Créer un comité c'est ouvrir la porte à la politique. L'équation suivante est souvent vraie : Politique + Projet technique = Catastrophe. Si un comité prend toutes les décisions, un groupe de membres du comité pourrait finir par s'allier afin de faire passer des décisions pour des raisons autres que techniques (comprendre ici : renvoyer l'ascenseur, demander une faveur, etc.). Le DBAV peut aussi prendre des décisions politiques, mais ce ne seront toujours que les décisions politiques d'une personne, le DBAV lui-même, qui saura qu'une mauvaise décision sur le plan technique sera très préjudiciable au développement du projet.

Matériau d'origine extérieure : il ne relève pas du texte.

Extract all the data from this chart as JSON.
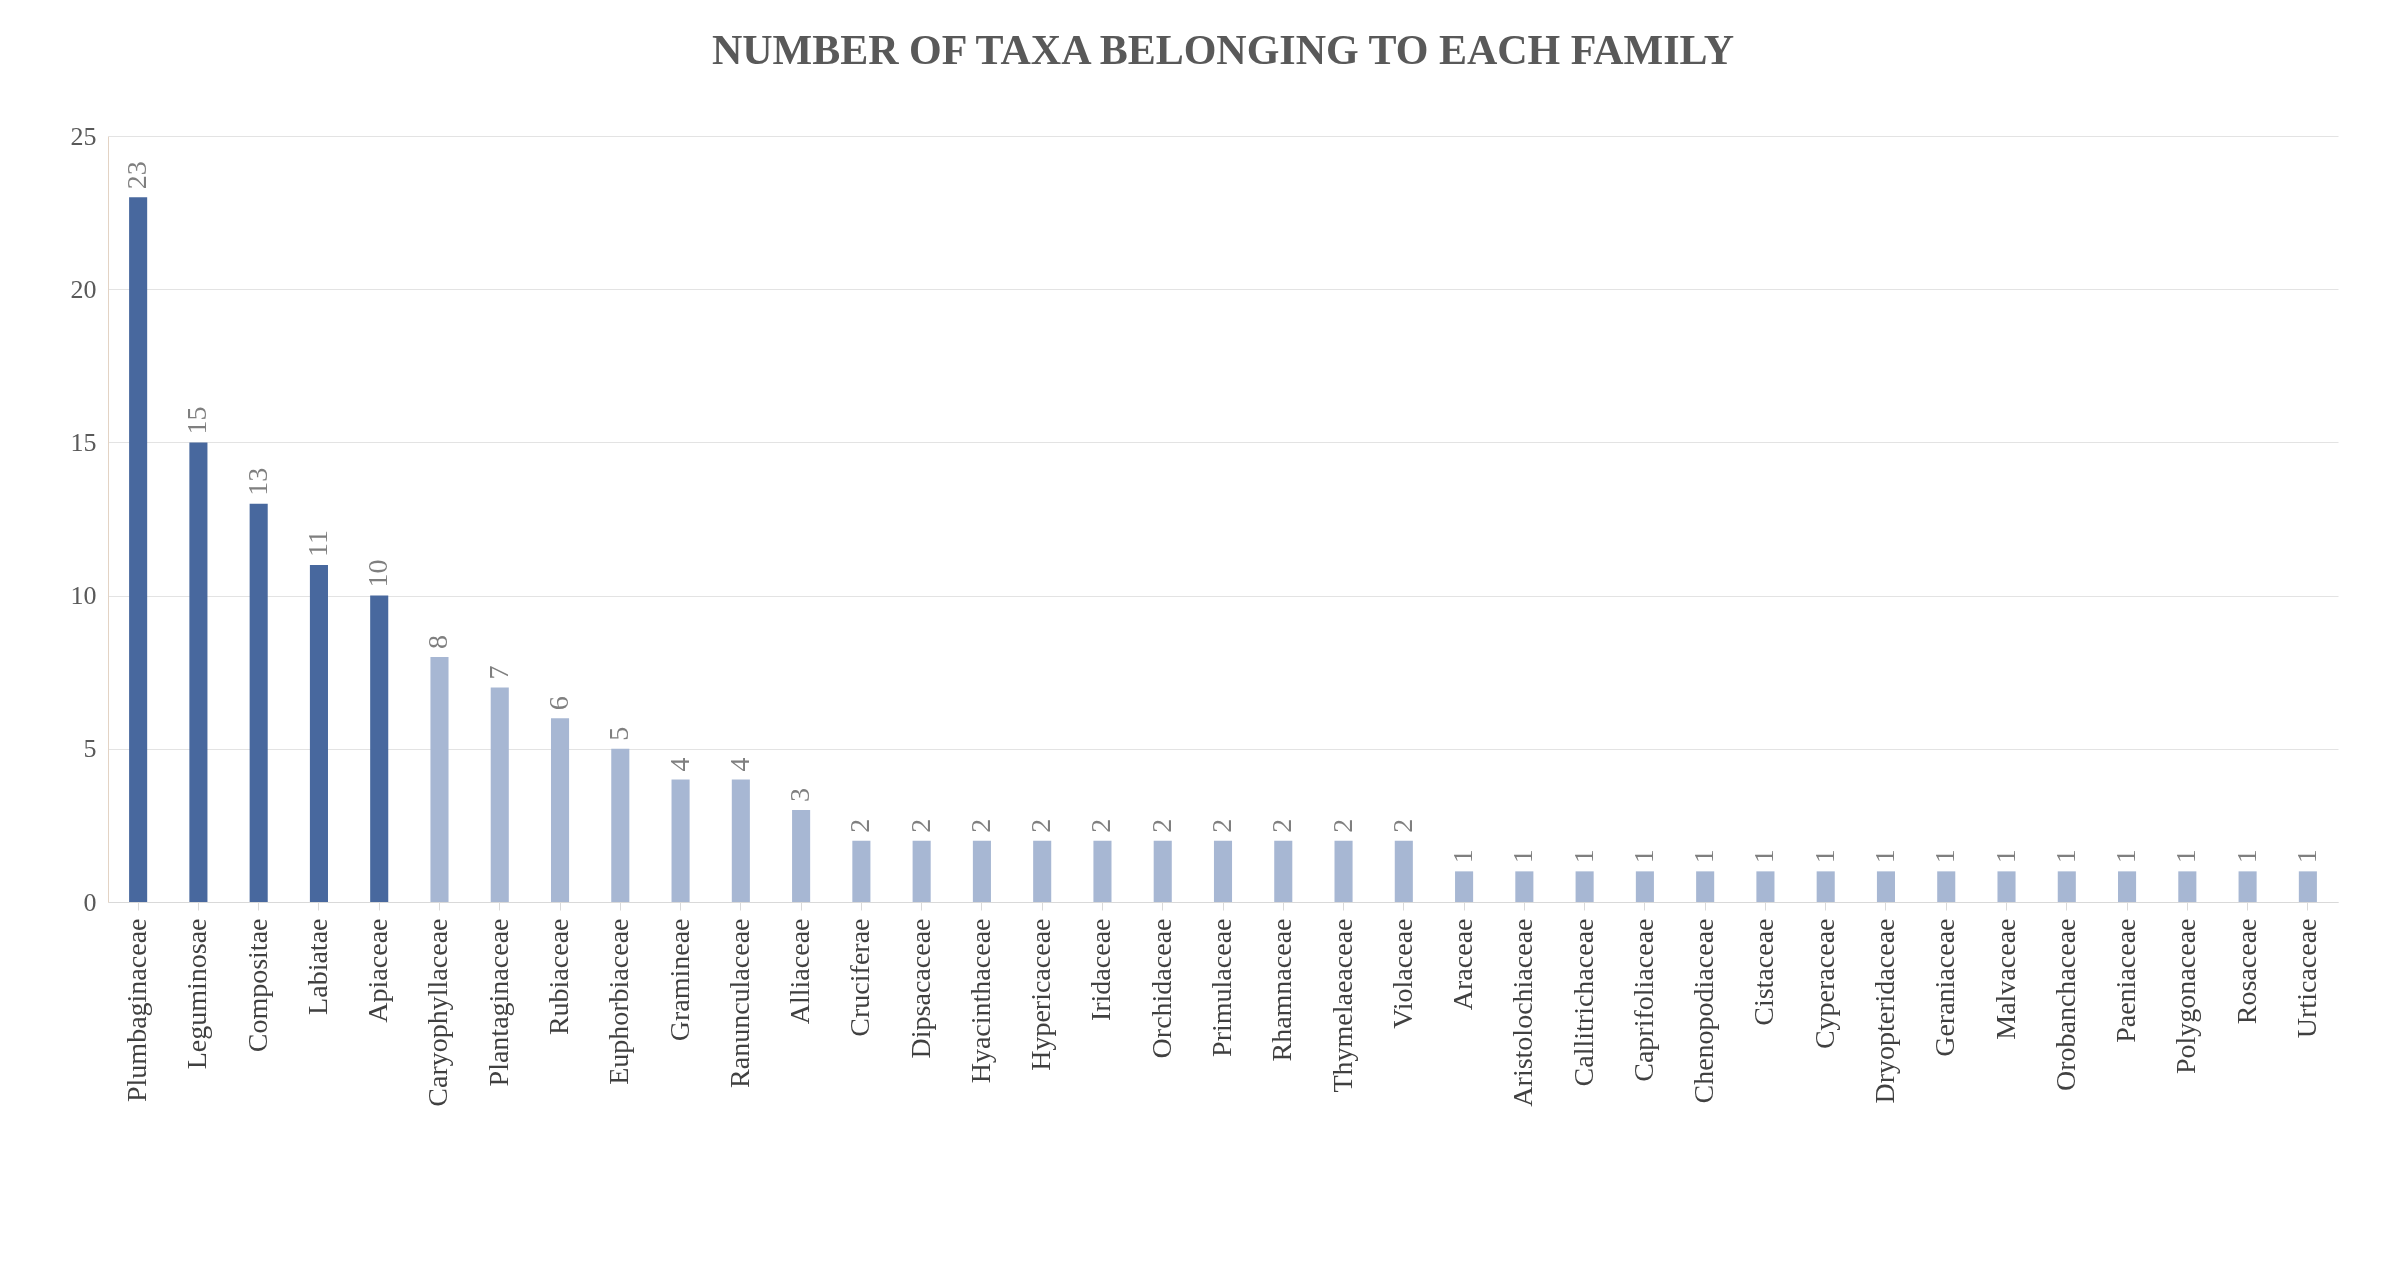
{
  "chart_data": {
    "type": "bar",
    "title": "NUMBER OF TAXA BELONGING TO EACH FAMILY",
    "categories": [
      "Plumbaginaceae",
      "Leguminosae",
      "Compositae",
      "Labiatae",
      "Apiaceae",
      "Caryophyllaceae",
      "Plantaginaceae",
      "Rubiaceae",
      "Euphorbiaceae",
      "Gramineae",
      "Ranunculaceae",
      "Alliaceae",
      "Cruciferae",
      "Dipsacaceae",
      "Hyacinthaceae",
      "Hypericaceae",
      "Iridaceae",
      "Orchidaceae",
      "Primulaceae",
      "Rhamnaceae",
      "Thymelaeaceae",
      "Violaceae",
      "Araceae",
      "Aristolochiaceae",
      "Callitrichaceae",
      "Caprifoliaceae",
      "Chenopodiaceae",
      "Cistaceae",
      "Cyperaceae",
      "Dryopteridaceae",
      "Geraniaceae",
      "Malvaceae",
      "Orobanchaceae",
      "Paeniaceae",
      "Polygonaceae",
      "Rosaceae",
      "Urticaceae"
    ],
    "values": [
      23,
      15,
      13,
      11,
      10,
      8,
      7,
      6,
      5,
      4,
      4,
      3,
      2,
      2,
      2,
      2,
      2,
      2,
      2,
      2,
      2,
      2,
      1,
      1,
      1,
      1,
      1,
      1,
      1,
      1,
      1,
      1,
      1,
      1,
      1,
      1,
      1
    ],
    "colors": [
      "#48689e",
      "#48689e",
      "#48689e",
      "#48689e",
      "#48689e",
      "#a7b7d3",
      "#a7b7d3",
      "#a7b7d3",
      "#a7b7d3",
      "#a7b7d3",
      "#a7b7d3",
      "#a7b7d3",
      "#a7b7d3",
      "#a7b7d3",
      "#a7b7d3",
      "#a7b7d3",
      "#a7b7d3",
      "#a7b7d3",
      "#a7b7d3",
      "#a7b7d3",
      "#a7b7d3",
      "#a7b7d3",
      "#a7b7d3",
      "#a7b7d3",
      "#a7b7d3",
      "#a7b7d3",
      "#a7b7d3",
      "#a7b7d3",
      "#a7b7d3",
      "#a7b7d3",
      "#a7b7d3",
      "#a7b7d3",
      "#a7b7d3",
      "#a7b7d3",
      "#a7b7d3",
      "#a7b7d3",
      "#a7b7d3"
    ],
    "ylim": [
      0,
      25
    ],
    "yticks": [
      0,
      5,
      10,
      15,
      20,
      25
    ],
    "grid": "y",
    "data_labels": true
  }
}
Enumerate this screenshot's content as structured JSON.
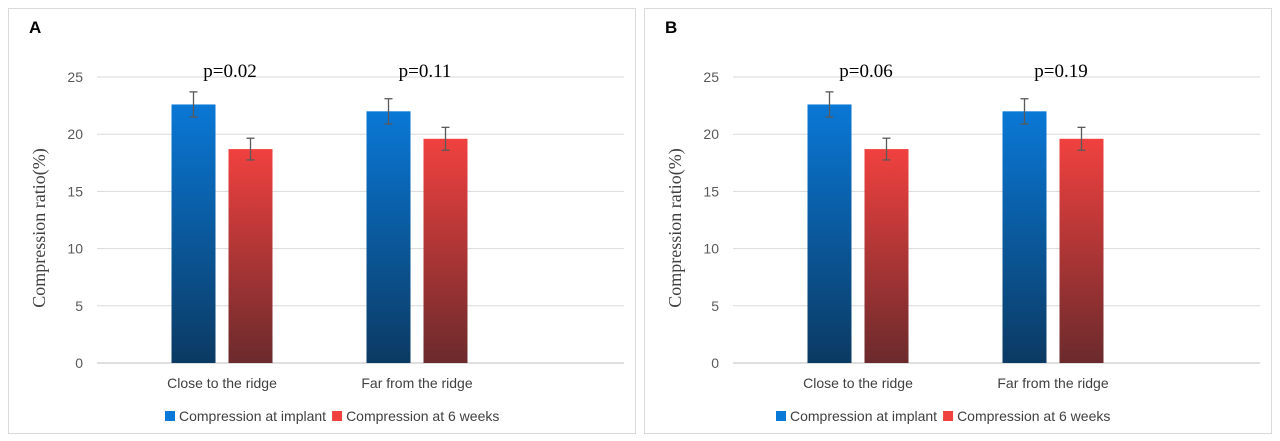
{
  "colors": {
    "implant_top": "#0a78d6",
    "implant_bottom": "#0b3a63",
    "weeks_top": "#f0413f",
    "weeks_bottom": "#6b2a2c"
  },
  "chart_data": [
    {
      "type": "bar",
      "panel_label": "A",
      "title": "",
      "xlabel": "",
      "ylabel": "Compression ratio(%)",
      "ylim": [
        0,
        25
      ],
      "yticks": [
        "0",
        "5",
        "10",
        "15",
        "20",
        "25"
      ],
      "categories": [
        "Close to the ridge",
        "Far from the ridge"
      ],
      "series": [
        {
          "name": "Compression at implant",
          "values": [
            22.6,
            22.0
          ],
          "errors": [
            1.1,
            1.1
          ]
        },
        {
          "name": "Compression at 6 weeks",
          "values": [
            18.7,
            19.6
          ],
          "errors": [
            0.95,
            1.0
          ]
        }
      ],
      "annotations": [
        "p=0.02",
        "p=0.11"
      ],
      "legend": "bottom",
      "grid": true
    },
    {
      "type": "bar",
      "panel_label": "B",
      "title": "",
      "xlabel": "",
      "ylabel": "Compression ratio(%)",
      "ylim": [
        0,
        25
      ],
      "yticks": [
        "0",
        "5",
        "10",
        "15",
        "20",
        "25"
      ],
      "categories": [
        "Close to the ridge",
        "Far from the ridge"
      ],
      "series": [
        {
          "name": "Compression at implant",
          "values": [
            22.6,
            22.0
          ],
          "errors": [
            1.1,
            1.1
          ]
        },
        {
          "name": "Compression at 6 weeks",
          "values": [
            18.7,
            19.6
          ],
          "errors": [
            0.95,
            1.0
          ]
        }
      ],
      "annotations": [
        "p=0.06",
        "p=0.19"
      ],
      "legend": "bottom",
      "grid": true
    }
  ]
}
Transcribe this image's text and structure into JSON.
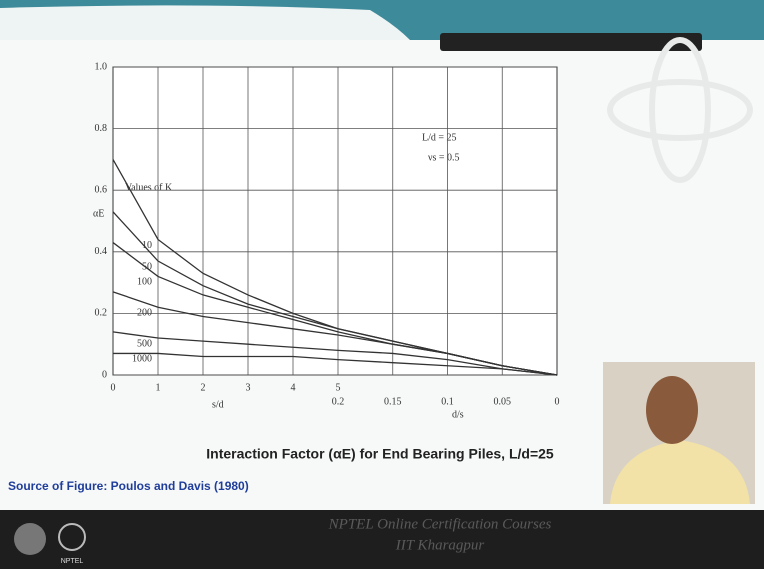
{
  "chart_data": {
    "type": "line",
    "ylabel": "αE",
    "xlabel": "s/d",
    "x2label": "d/s",
    "categories": [
      "0",
      "1",
      "2",
      "3",
      "4",
      "5",
      null,
      null,
      null,
      null
    ],
    "categories2": [
      null,
      null,
      null,
      null,
      null,
      "0.2",
      "0.15",
      "0.1",
      "0.05",
      "0"
    ],
    "ylim": [
      0,
      1
    ],
    "yticks": [
      0,
      0.2,
      0.4,
      0.6,
      0.8,
      {
        "value": 1,
        "label": "1.0"
      }
    ],
    "grid": true,
    "legend_title": "Values of K",
    "annotations": [
      "L/d = 25",
      "νs = 0.5"
    ],
    "series": [
      {
        "name": "10",
        "color": "#333333",
        "values": [
          0.7,
          0.44,
          0.33,
          0.26,
          0.2,
          0.15,
          0.11,
          0.07,
          0.03,
          0
        ]
      },
      {
        "name": "50",
        "color": "#333333",
        "values": [
          0.53,
          0.37,
          0.29,
          0.23,
          0.19,
          0.15,
          0.11,
          0.07,
          0.03,
          0
        ]
      },
      {
        "name": "100",
        "color": "#333333",
        "values": [
          0.43,
          0.32,
          0.26,
          0.22,
          0.18,
          0.14,
          0.1,
          0.07,
          0.03,
          0
        ]
      },
      {
        "name": "200",
        "color": "#333333",
        "values": [
          0.27,
          0.22,
          0.19,
          0.17,
          0.15,
          0.13,
          0.1,
          0.07,
          0.03,
          0
        ]
      },
      {
        "name": "500",
        "color": "#333333",
        "values": [
          0.14,
          0.12,
          0.11,
          0.1,
          0.09,
          0.08,
          0.07,
          0.05,
          0.02,
          0
        ]
      },
      {
        "name": "1000",
        "color": "#333333",
        "values": [
          0.07,
          0.07,
          0.06,
          0.06,
          0.06,
          0.05,
          0.04,
          0.03,
          0.02,
          0
        ]
      }
    ]
  },
  "caption": "Interaction Factor (αE) for End Bearing Piles, L/d=25",
  "source": "Source of Figure: Poulos and Davis (1980)",
  "footer": {
    "line1": "NPTEL Online Certification Courses",
    "line2": "IIT Kharagpur",
    "logo": "NPTEL"
  }
}
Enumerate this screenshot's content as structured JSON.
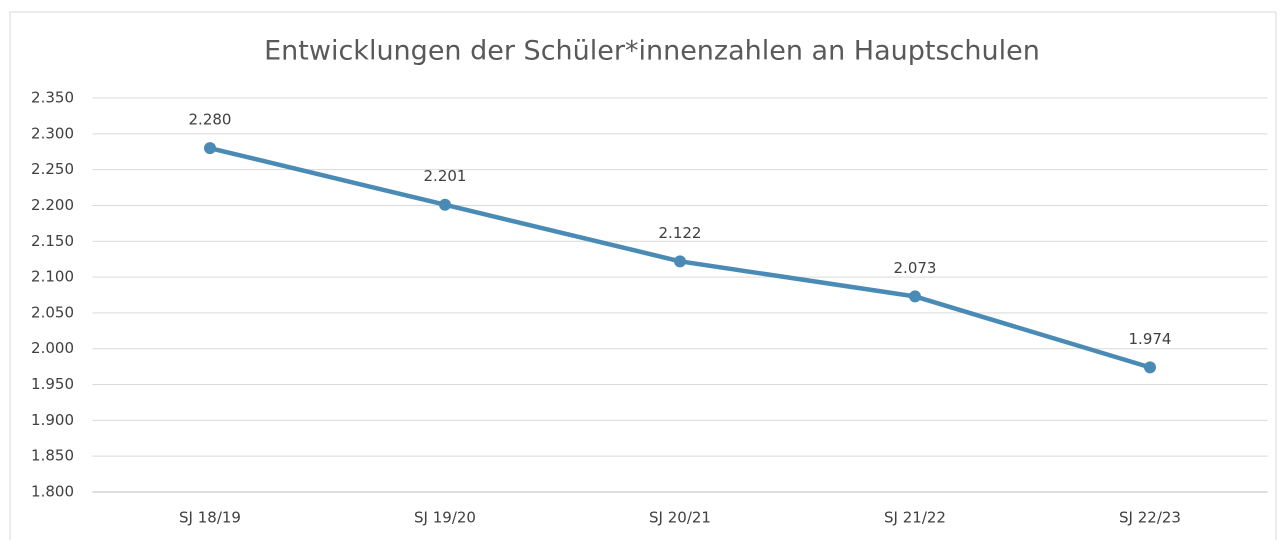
{
  "chart_data": {
    "type": "line",
    "title": "Entwicklungen der Schüler*innenzahlen an Hauptschulen",
    "categories": [
      "SJ 18/19",
      "SJ 19/20",
      "SJ 20/21",
      "SJ 21/22",
      "SJ 22/23"
    ],
    "series": [
      {
        "name": "Hauptschulen",
        "color": "#4a8bb5",
        "values": [
          2280,
          2201,
          2122,
          2073,
          1974
        ],
        "value_labels": [
          "2.280",
          "2.201",
          "2.122",
          "2.073",
          "1.974"
        ]
      }
    ],
    "ylim": [
      1800,
      2350
    ],
    "yticks": [
      {
        "value": 1800,
        "label": "1.800"
      },
      {
        "value": 1850,
        "label": "1.850"
      },
      {
        "value": 1900,
        "label": "1.900"
      },
      {
        "value": 1950,
        "label": "1.950"
      },
      {
        "value": 2000,
        "label": "2.000"
      },
      {
        "value": 2050,
        "label": "2.050"
      },
      {
        "value": 2100,
        "label": "2.100"
      },
      {
        "value": 2150,
        "label": "2.150"
      },
      {
        "value": 2200,
        "label": "2.200"
      },
      {
        "value": 2250,
        "label": "2.250"
      },
      {
        "value": 2300,
        "label": "2.300"
      },
      {
        "value": 2350,
        "label": "2.350"
      }
    ],
    "grid": true
  }
}
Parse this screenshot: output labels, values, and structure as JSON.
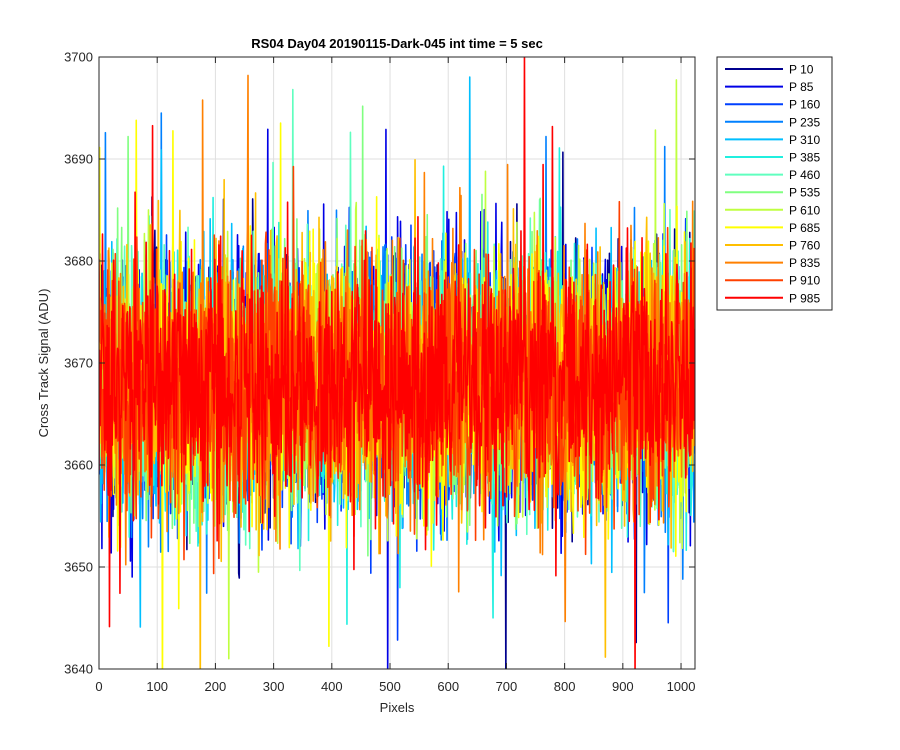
{
  "chart_data": {
    "type": "line",
    "title": "RS04 Day04 20190115-Dark-045 int time = 5 sec",
    "xlabel": "Pixels",
    "ylabel": "Cross Track Signal (ADU)",
    "xlim": [
      0,
      1024
    ],
    "ylim": [
      3640,
      3700
    ],
    "xticks": [
      0,
      100,
      200,
      300,
      400,
      500,
      600,
      700,
      800,
      900,
      1000
    ],
    "yticks": [
      3640,
      3650,
      3660,
      3670,
      3680,
      3690,
      3700
    ],
    "grid": true,
    "legend_position": "outside-right-top",
    "signal_mean": 3668,
    "signal_spread": 6,
    "x_count": 1024,
    "series": [
      {
        "name": "P 10",
        "color": "#00008f"
      },
      {
        "name": "P 85",
        "color": "#0000e6"
      },
      {
        "name": "P 160",
        "color": "#0040ff"
      },
      {
        "name": "P 235",
        "color": "#0080ff"
      },
      {
        "name": "P 310",
        "color": "#00bfff"
      },
      {
        "name": "P 385",
        "color": "#20efdf"
      },
      {
        "name": "P 460",
        "color": "#60ffbf"
      },
      {
        "name": "P 535",
        "color": "#80ff80"
      },
      {
        "name": "P 610",
        "color": "#bfff40"
      },
      {
        "name": "P 685",
        "color": "#ffff00"
      },
      {
        "name": "P 760",
        "color": "#ffbf00"
      },
      {
        "name": "P 835",
        "color": "#ff8000"
      },
      {
        "name": "P 910",
        "color": "#ff4000"
      },
      {
        "name": "P 985",
        "color": "#ff0000"
      }
    ]
  }
}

To conclude… / Pour finir...
I am not a big fan of committees. I believe that a merit-based oligarchy with a BDFL is much more functional, and gets things done much more quickly. I have managed a free software project for nearly a year, and have experienced — although in a much smaller scale — what many free software maintainers face every day. If you don’t agree with these ideas, you can try forking a project and managing it through a committee. But, you aree likely to end up with a dromedary rather than a horse.
Feel free to prove me wrong.
Je ne suis pas spécialement fan des comités. Je pense qu'une méritocratie avec un DBAV fonctionne beaucoup mieux et réalise les choses beaucoup plus rapidement. Durant ma courte expérience de chef de projet de logiciel libre (presque un an), j'ai fait face, à une échelle plus modeste bien sûr, aux mêmes problèmes que rencontrent tous les jours beaucoup de développeurs de logiciels libres. Si vous n'êtes pas d'accord avec mes idées, vous pouvez créer une fourche à partir d'un projet et mettre sa gestion dans les mains d'un comité. Mais vous avez de bonne chance d'accoucher d'un chameau plutôt que d'un cheval.